US data in February 2024 was mixed – employment data was better than expected while retail inflation (CPI) was higher than predicted. Bets on the start of rate cuts in the US have now been postponed to June-July 2024 as against March-April/May 2024 at the beginning of the year. Markets perhaps need to be cognizant that while the Fed will likely begin to dial back policy restraint at some point this year, the focus needs to be on the pace of easing and the eventual terminal rate in this cycle, rather that the timing of the rate cut.
After a good start to the year in January 2024, bond markets were hoping for the momentum to continue in February. The headline Union Budget presented on 1st February 2024 was cheered by the bond markets – with a lower-than-expected fiscal deficit of 5.1% of GDP and lesser than anticipated gross market borrowings in government bonds (Gsecs) for FY25, bond yields eased across the curve.

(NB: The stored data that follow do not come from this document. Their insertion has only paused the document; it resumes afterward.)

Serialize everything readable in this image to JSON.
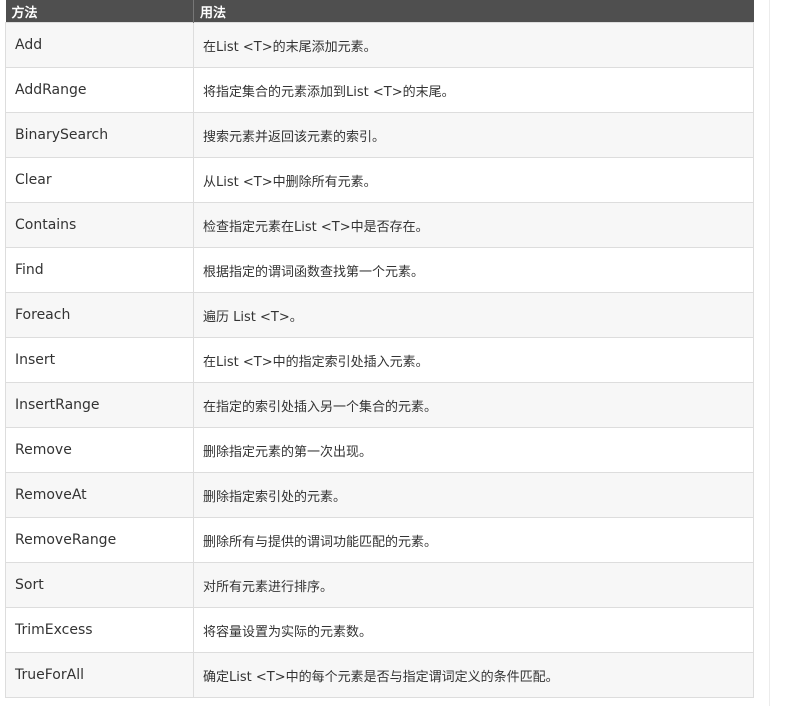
{
  "table": {
    "headers": [
      "方法",
      "用法"
    ],
    "rows": [
      {
        "method": "Add",
        "usage": "在List <T>的末尾添加元素。"
      },
      {
        "method": "AddRange",
        "usage": "将指定集合的元素添加到List <T>的末尾。"
      },
      {
        "method": "BinarySearch",
        "usage": "搜索元素并返回该元素的索引。"
      },
      {
        "method": "Clear",
        "usage": "从List <T>中删除所有元素。"
      },
      {
        "method": "Contains",
        "usage": "检查指定元素在List <T>中是否存在。"
      },
      {
        "method": "Find",
        "usage": "根据指定的谓词函数查找第一个元素。"
      },
      {
        "method": "Foreach",
        "usage": "遍历 List <T>。"
      },
      {
        "method": "Insert",
        "usage": "在List <T>中的指定索引处插入元素。"
      },
      {
        "method": "InsertRange",
        "usage": "在指定的索引处插入另一个集合的元素。"
      },
      {
        "method": "Remove",
        "usage": "删除指定元素的第一次出现。"
      },
      {
        "method": "RemoveAt",
        "usage": "删除指定索引处的元素。"
      },
      {
        "method": "RemoveRange",
        "usage": "删除所有与提供的谓词功能匹配的元素。"
      },
      {
        "method": "Sort",
        "usage": "对所有元素进行排序。"
      },
      {
        "method": "TrimExcess",
        "usage": "将容量设置为实际的元素数。"
      },
      {
        "method": "TrueForAll",
        "usage": "确定List <T>中的每个元素是否与指定谓词定义的条件匹配。"
      }
    ]
  },
  "colors": {
    "header_bg": "#4f4f4f",
    "header_text": "#ffffff",
    "row_odd_bg": "#f7f7f7",
    "row_even_bg": "#ffffff",
    "border": "#dddddd",
    "text": "#333333"
  }
}
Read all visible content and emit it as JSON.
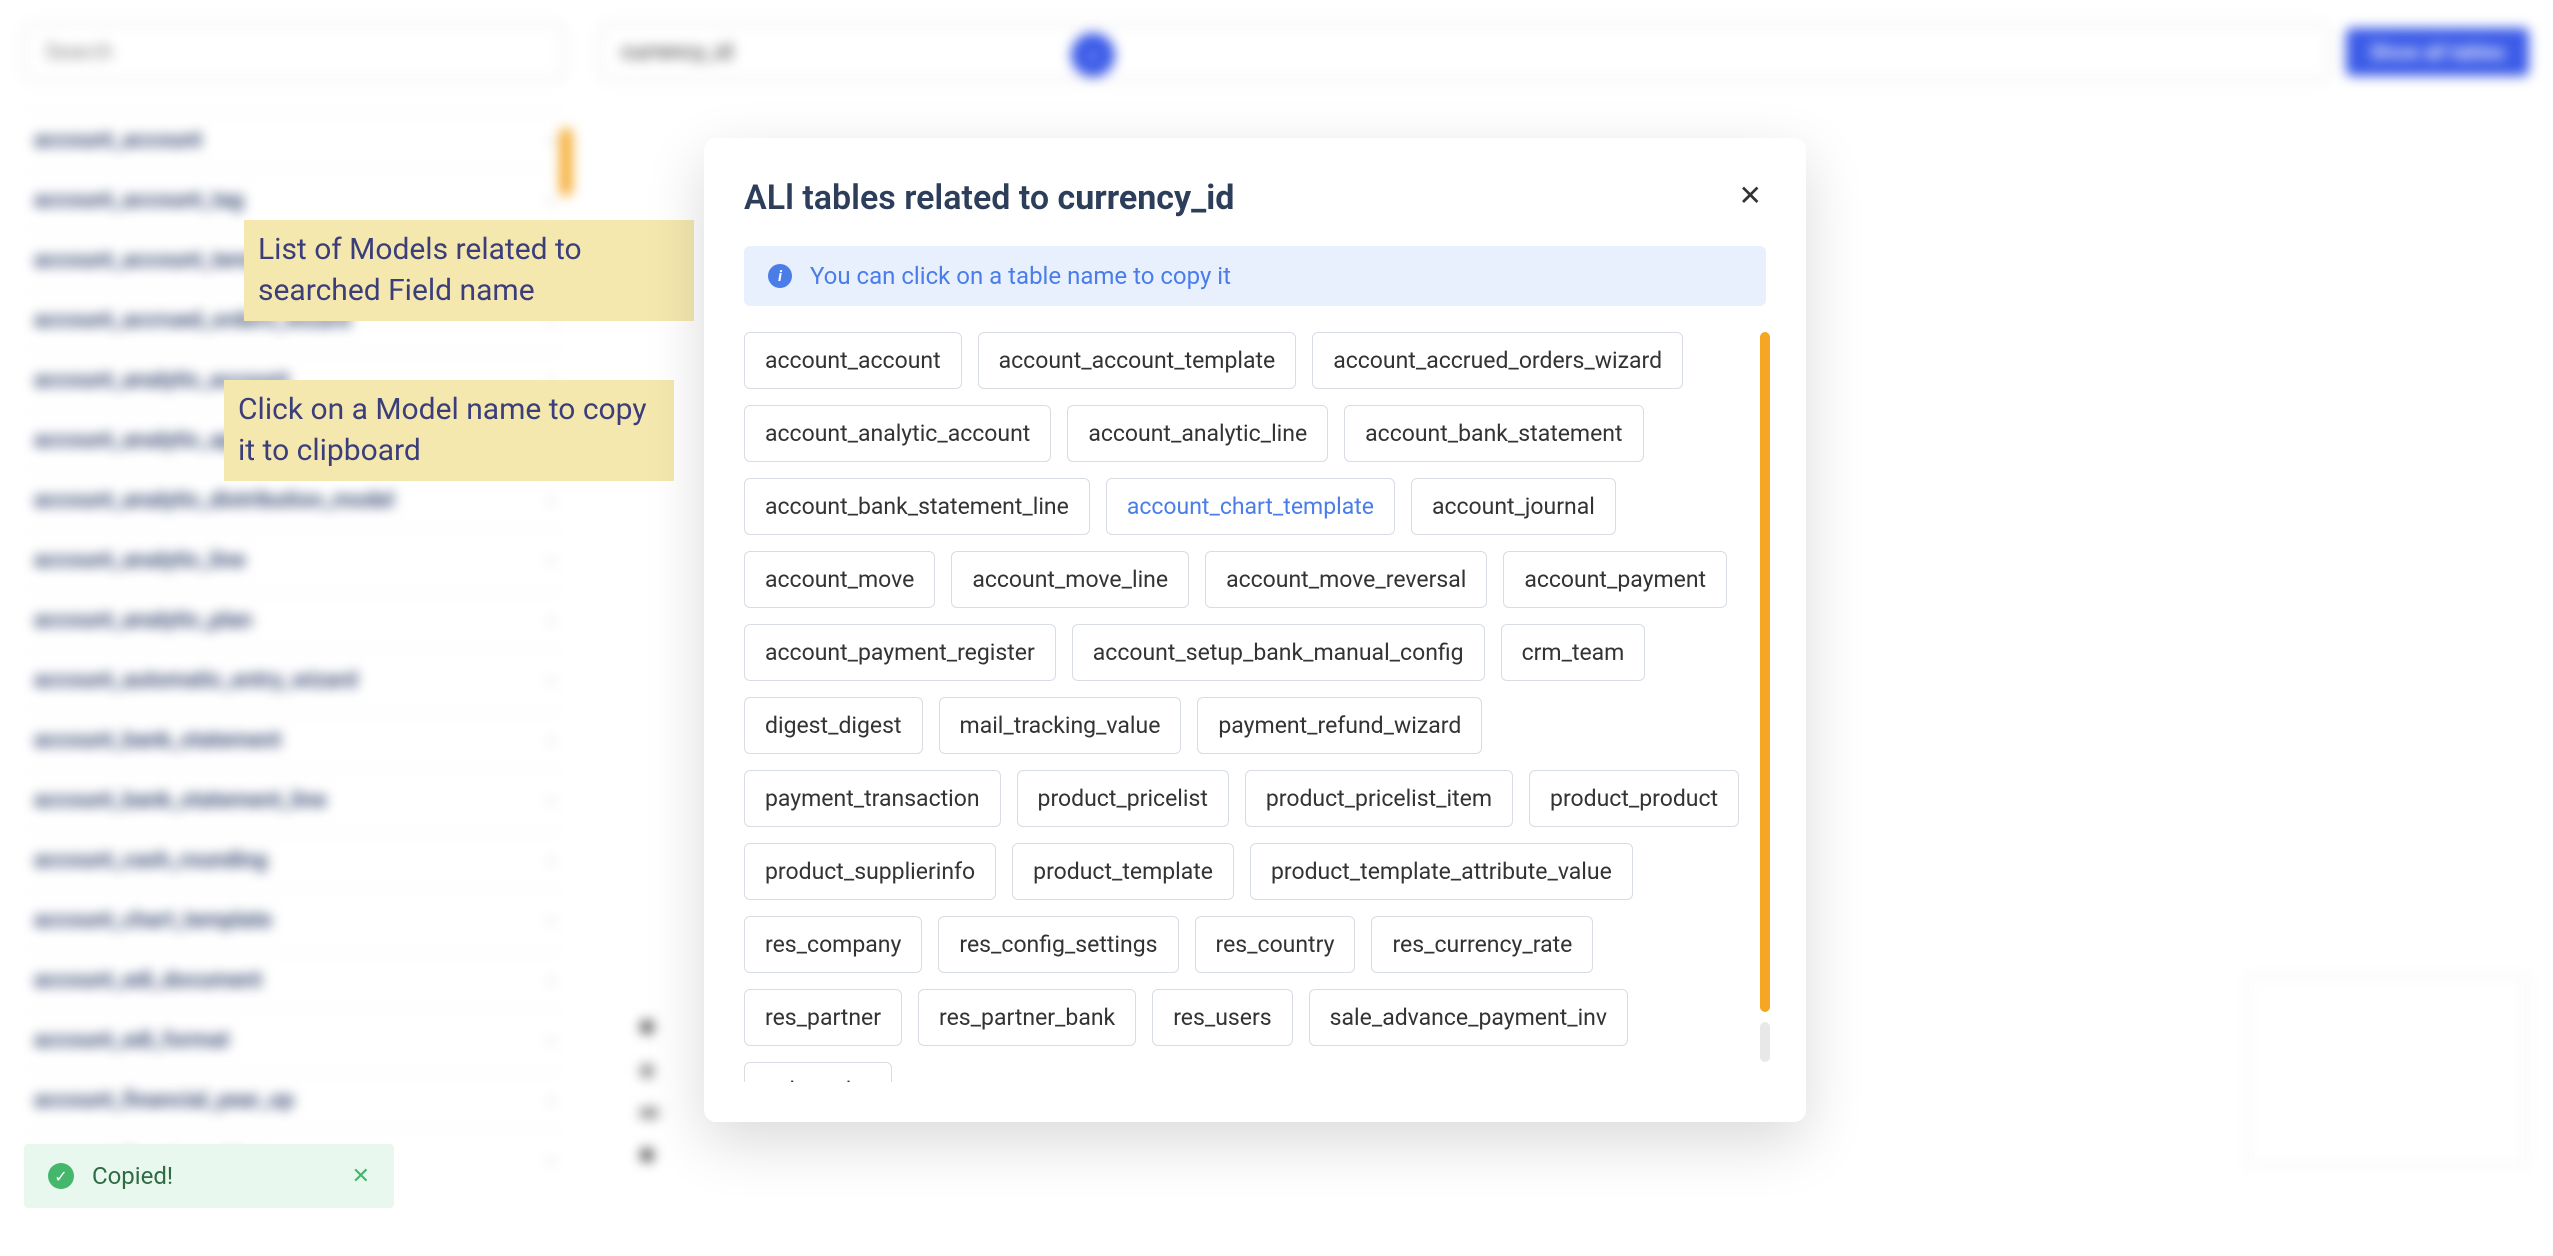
{
  "sidebar": {
    "search_placeholder": "Search",
    "models": [
      "account_account",
      "account_account_tag",
      "account_account_template",
      "account_accrued_orders_wizard",
      "account_analytic_account",
      "account_analytic_applicability",
      "account_analytic_distribution_model",
      "account_analytic_line",
      "account_analytic_plan",
      "account_automatic_entry_wizard",
      "account_bank_statement",
      "account_bank_statement_line",
      "account_cash_rounding",
      "account_chart_template",
      "account_edi_document",
      "account_edi_format",
      "account_financial_year_op",
      "account_fiscal_position"
    ]
  },
  "top_bar": {
    "search_value": "currency_id",
    "show_all_label": "Show all tables"
  },
  "annotations": {
    "anno1": "List of Models related to searched Field name",
    "anno2": "Click on a Model name to copy it to clipboard"
  },
  "modal": {
    "title_prefix": "ALl tables related to ",
    "title_field": "currency_id",
    "info_text": "You can click on a table name to copy it",
    "highlighted_table": "account_chart_template",
    "tables": [
      "account_account",
      "account_account_template",
      "account_accrued_orders_wizard",
      "account_analytic_account",
      "account_analytic_line",
      "account_bank_statement",
      "account_bank_statement_line",
      "account_chart_template",
      "account_journal",
      "account_move",
      "account_move_line",
      "account_move_reversal",
      "account_payment",
      "account_payment_register",
      "account_setup_bank_manual_config",
      "crm_team",
      "digest_digest",
      "mail_tracking_value",
      "payment_refund_wizard",
      "payment_transaction",
      "product_pricelist",
      "product_pricelist_item",
      "product_product",
      "product_supplierinfo",
      "product_template",
      "product_template_attribute_value",
      "res_company",
      "res_config_settings",
      "res_country",
      "res_currency_rate",
      "res_partner",
      "res_partner_bank",
      "res_users",
      "sale_advance_payment_inv",
      "sale_order"
    ]
  },
  "toast": {
    "message": "Copied!"
  }
}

At the Monetary Policy Committee (MPC) meeting in February, the Reserve Bank of India (RBI) expectedly kept the policy repo rate unchanged for the sixth meeting in a row. Pockets in the markets which were hoping to see some dovishness in the policy were disappointed as the Central Bank continued with its withdrawal of accommodation stance and reaffirmed the MPC’s focus to bring down inflation to 4.0% on a durable basis. The post policy statement and comments from the Central Bank indicate that a meaningful softening of policy stance and/or policy rate is perhaps a couple of meetings away, but we draw solace from the comments related to liquidity viz. the RBI’s objective to keep the overnight rate around the repo rate and the Central Bank’s commitment to remain nimble and flexible on liquidity management.
Global markets may well be running ahead of Central Bank talk and guidance; however, India’s bond market appears to be in a sweet spot. The Central Government has completed its gross borrowing program in February 2024 and with no further supply in this financial year, bond markets ended the month on a positive note - the benchmark 10-year Gsec eased ~7 bps (100 bps = 1.0%) during the month to 7.08%.
The Jan-Mar quarter seasonally attracts bulky inflows into long term savings products like insurance, pension and provident funds etc. which are bond market supportive. Furthermore, Indian sovereign bonds will be included in a staggered manner from June 2024 in the JP Morgan Emerging Market Government Bond Index (GBI-EM), and this has the potential to attract around USD 25B. of passive investments in the domestic bond market. Considering that active flows typically lead and/or complement passive flows, India could attract nearly USD35B – USD40B. of foreign portfolio investments (FPI) over 2024-2025.
Bonds have consolidated their gains after the sharp run-up in the early February, but we will not be surprised if the 10-year sovereign bond trades ~7.0% in March 2024 and expect it to head further lower in the next fiscal Fy25.
Policy rate cuts by global central banks seem visible over the medium term and duration funds like dynamic bond funds and Banking & PSU debt funds seem well placed to take advantage of an anticipated falling interest rate cycle.